Впрочем насчет полушлюшки я погорячился, просто до сих пор обижен на нее за то, что она так и не простила мне внезапного исчезновения. Что уж поделать, я так устроен, я бегу, бегу, бегу.
Итак, стало быть, я вспомнил свою недалекую — полусумасшедшую продавщицу. И сразу же возненавидел литую девицу, сидевшую рядом со мной, да таращившую глаза на трихоцеоптериса, что жрал людей на улицах Нью–Йорка. До террактов в США оставалось несколько месяцев. Трихоцеоптерис не вызывал печальных ассоциаций.
Я ненавидел ее. Я ненавидел ее и позже, во время нашей импровизированной исповеди, — жертвоприношения полуголых тел, — проходившем на грязном алтаре подоконника в темном подъезде. Я возненавидел небо, истыканное светящимися иглами звезд, я возненавидел слово «литой», я понял, что схожу с ума и больше не выдержу, я обещал себе бросить все, сунуть в рюкзак запасные ботинки и уехать, и уехать в мир, я становился на носки, потому что подоконник, где она сидела, был значительно выше, я облился потом и случайной слезой бессмысленного совокупления, я безуспешно пытался раздвинуть пошре ее толстые ляжки, оцепившие мою поясницу… Я молился и молил быть спасенным в эту страшную ночь с нереальным туманом, через который к нашим окнам пробирались, хихикая и посмеиваясь, лучики света Луны, я носил на руках только что рожденных детей, я расслаивался, как пирожное, я даже не вытерся потом, я ненавидел целоваться с женщиной с прохладным ртом, вместо крови во мне — пар и безумие коллективного одиночества.
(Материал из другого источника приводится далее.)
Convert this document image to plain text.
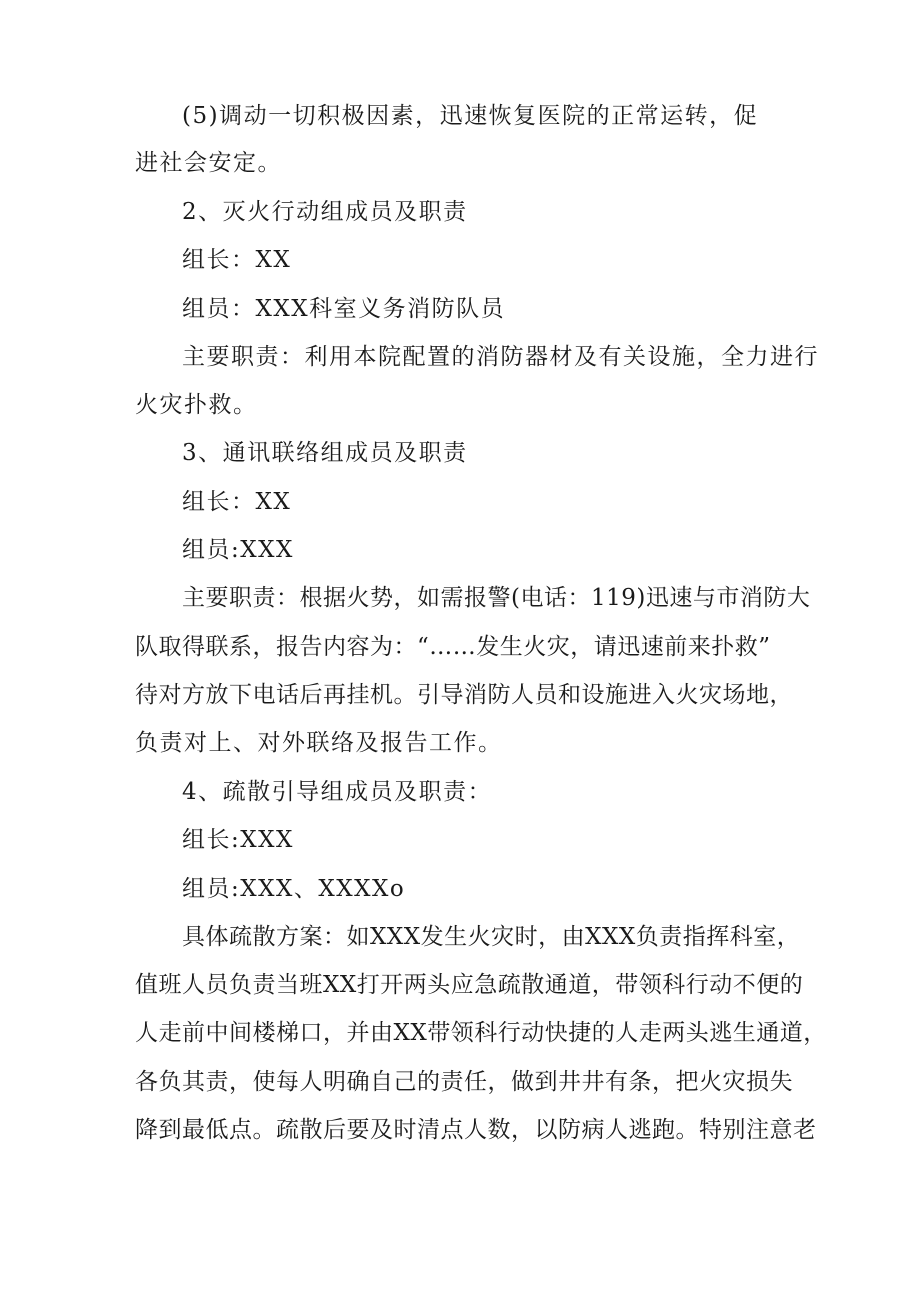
(5)调动一切积极因素，迅速恢复医院的正常运转，促
进社会安定。
2、灭火行动组成员及职责
组长：XX
组员：XXX科室义务消防队员
主要职责：利用本院配置的消防器材及有关设施，全力进行
火灾扑救。
3、通讯联络组成员及职责
组长：XX
组员:XXX
主要职责：根据火势，如需报警(电话：119)迅速与市消防大
队取得联系，报告内容为：“……发生火灾，请迅速前来扑救”
待对方放下电话后再挂机。引导消防人员和设施进入火灾场地，
负责对上、对外联络及报告工作。
4、疏散引导组成员及职责：
组长:XXX
组员:XXX、XXXXo
具体疏散方案：如XXX发生火灾时，由XXX负责指挥科室，
值班人员负责当班XX打开两头应急疏散通道，带领科行动不便的
人走前中间楼梯口，并由XX带领科行动快捷的人走两头逃生通道，
各负其责，使每人明确自己的责任，做到井井有条，把火灾损失
降到最低点。疏散后要及时清点人数，以防病人逃跑。特别注意老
Так мы и исповедались. О, мой Бог, тебе понравилось?
…А потом я ушел — не могу, не могу просыпаться в постели еще с кем‑то, — и обрел спасение, временную пристань истерзанной совести и мук честолюбия. Дома меня ждало письмо — заказ местного филиала Фонда Сороса. В коем благовоспитанные засранцы «с радостью уведомляли» меня о том, что желали бы. А желали они, чтобы я, к выходу их очередного, никому не нужного альманаха «Бессарабия — судьбы и люди» (безусловно, после его издания состоятся голословные семинар и конференция) подготовил большой материал о некоем отважном враче, пытавшемся во время фашистской оккупации спасти сумасшедших из Костюженского дома умалишенных. Конечно, ни хрена у него не вышло, но какая величественная» была попытка» Ха, кретины! И врач этот тоже кретин! Но обещают хорошо заплатить. И я, презрев все, на следующий же день решаю посвятить себя только воздушным змеям, сну и Сумасшедшему Доброхоту из Костюжен времен Второй Мировой войны. Ах, как славно! Сколь‑нибудь серьезного отношения к своему «материалу» (мне даже прислали пропуск в архив!) я не ждал, поскольку уже имел опыт сотрудничества с подобными организациями. Лига Борьбы за Права Молдавской Женщины в Албанском Борделе, Союз Прогрессивной Молодежи Либеральной Направленности Города Бельцы, Объединение Женщин Социалистической Ориентации, Фонд Сороса И Международной Амнистии, и прочая, прочая…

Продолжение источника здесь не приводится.